|
|
|
|
|
by Tainnor
2150 days ago
|
|
Automatic subtitles for videos in a different language are basically a joke currently. I agree that we're progressing fast, but fully automated machine translation is IMHO still lightyears away (if at all feasible). And to automate subtitle generation in a foreign language, you first need to have speech to text, which is also still error-prone, so now you have two sources of errors. We're seeing the uncanny valley problem: By now, things like machine translation are so good for simple use cases, that they're being aggressively pushed, and at first it may even appear correct / as if it was done by a human, but then suddenly the translation becomes nonsensical and weird.
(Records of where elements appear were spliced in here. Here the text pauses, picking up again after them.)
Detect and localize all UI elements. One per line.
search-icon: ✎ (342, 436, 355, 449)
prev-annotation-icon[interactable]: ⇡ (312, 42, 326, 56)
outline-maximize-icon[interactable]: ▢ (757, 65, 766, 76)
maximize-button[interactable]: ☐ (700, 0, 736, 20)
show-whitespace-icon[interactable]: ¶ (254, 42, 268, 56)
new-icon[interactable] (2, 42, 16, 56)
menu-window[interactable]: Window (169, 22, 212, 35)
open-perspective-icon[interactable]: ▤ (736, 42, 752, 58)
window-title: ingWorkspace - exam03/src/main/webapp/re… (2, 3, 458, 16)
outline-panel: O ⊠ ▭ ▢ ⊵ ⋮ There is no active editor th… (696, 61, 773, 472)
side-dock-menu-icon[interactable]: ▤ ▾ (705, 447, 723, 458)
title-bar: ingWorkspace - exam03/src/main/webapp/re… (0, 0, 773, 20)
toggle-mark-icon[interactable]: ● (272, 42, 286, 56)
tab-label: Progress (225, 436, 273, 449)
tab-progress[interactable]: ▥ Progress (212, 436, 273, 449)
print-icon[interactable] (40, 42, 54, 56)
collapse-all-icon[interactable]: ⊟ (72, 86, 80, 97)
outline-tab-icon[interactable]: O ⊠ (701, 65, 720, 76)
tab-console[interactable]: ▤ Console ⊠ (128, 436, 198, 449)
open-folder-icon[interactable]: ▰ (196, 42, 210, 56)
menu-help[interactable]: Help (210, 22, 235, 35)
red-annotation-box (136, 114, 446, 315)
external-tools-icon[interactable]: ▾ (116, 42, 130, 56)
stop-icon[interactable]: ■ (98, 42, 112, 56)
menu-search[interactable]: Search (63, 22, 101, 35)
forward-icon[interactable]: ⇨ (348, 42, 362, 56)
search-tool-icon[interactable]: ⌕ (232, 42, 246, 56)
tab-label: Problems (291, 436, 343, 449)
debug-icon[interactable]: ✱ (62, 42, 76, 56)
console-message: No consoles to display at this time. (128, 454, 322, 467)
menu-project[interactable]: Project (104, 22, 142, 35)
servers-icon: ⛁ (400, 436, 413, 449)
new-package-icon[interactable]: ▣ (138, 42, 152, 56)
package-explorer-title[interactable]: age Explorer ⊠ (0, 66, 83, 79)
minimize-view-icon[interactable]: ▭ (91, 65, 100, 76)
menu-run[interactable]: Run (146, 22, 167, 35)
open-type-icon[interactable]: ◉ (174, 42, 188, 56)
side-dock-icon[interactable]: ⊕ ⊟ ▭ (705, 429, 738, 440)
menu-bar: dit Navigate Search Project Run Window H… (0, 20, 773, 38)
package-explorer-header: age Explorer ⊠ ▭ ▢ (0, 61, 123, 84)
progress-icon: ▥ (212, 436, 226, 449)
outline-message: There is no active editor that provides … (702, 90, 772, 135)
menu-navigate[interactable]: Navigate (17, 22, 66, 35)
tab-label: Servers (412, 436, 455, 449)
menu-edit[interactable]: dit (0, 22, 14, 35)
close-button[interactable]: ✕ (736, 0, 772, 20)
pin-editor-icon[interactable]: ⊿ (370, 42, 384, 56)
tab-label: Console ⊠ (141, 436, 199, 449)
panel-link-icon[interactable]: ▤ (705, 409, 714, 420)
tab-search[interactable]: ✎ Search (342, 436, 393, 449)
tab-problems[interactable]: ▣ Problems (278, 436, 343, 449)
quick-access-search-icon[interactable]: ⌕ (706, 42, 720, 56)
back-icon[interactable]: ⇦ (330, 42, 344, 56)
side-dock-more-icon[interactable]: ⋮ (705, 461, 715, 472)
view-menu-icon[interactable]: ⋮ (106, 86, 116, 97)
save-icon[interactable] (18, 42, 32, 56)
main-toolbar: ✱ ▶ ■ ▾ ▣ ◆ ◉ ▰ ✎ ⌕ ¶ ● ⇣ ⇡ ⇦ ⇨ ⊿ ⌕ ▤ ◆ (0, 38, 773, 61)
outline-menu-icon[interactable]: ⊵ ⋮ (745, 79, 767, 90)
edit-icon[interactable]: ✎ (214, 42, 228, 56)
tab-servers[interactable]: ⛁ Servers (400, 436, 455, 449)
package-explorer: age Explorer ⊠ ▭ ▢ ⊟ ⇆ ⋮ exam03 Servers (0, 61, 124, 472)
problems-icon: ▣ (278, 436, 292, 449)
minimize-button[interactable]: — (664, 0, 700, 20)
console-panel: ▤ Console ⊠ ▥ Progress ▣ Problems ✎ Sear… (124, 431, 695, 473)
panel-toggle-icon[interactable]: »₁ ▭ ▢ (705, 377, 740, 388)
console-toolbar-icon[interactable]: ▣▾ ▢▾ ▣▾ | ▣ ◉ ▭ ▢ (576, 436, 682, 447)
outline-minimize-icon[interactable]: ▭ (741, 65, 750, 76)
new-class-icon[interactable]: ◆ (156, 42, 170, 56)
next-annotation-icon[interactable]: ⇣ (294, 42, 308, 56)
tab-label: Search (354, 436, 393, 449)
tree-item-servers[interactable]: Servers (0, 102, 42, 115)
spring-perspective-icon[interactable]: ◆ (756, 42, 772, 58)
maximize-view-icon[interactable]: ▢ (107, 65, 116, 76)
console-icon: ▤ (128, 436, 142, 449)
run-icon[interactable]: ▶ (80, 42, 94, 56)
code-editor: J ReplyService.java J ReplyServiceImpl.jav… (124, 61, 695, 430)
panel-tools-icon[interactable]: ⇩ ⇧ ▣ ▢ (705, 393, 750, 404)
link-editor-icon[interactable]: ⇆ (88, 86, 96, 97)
Even for the well-received deepl, it's still surprisingly easy to give it some text that it really struggles with. Incidentally, I remember attending a lecture about 12 years ago by the then new professor of NLP who was talking about his success with using machine aided human translation of subtitles from Swedish into Norwegian. Granted, a lot may have improved in 12 years, but it still struck me as impressive that even in languages that closely related, the best they could hope for in a research project was machine aided translation. |
|
Even with human-translated texts it's usually noticeable when the translator didn't understand the subject. To make sense of the translated text you then have to try to reverse-engineer the translator's mapping to figure out what the text would have said in the original.
Much like how you can't properly parse HTML using only regular expressions and string substitution, you can't truly translate human languages without understanding. You have to parse the input language, process the meaning of what was said and finally serialize to the target language.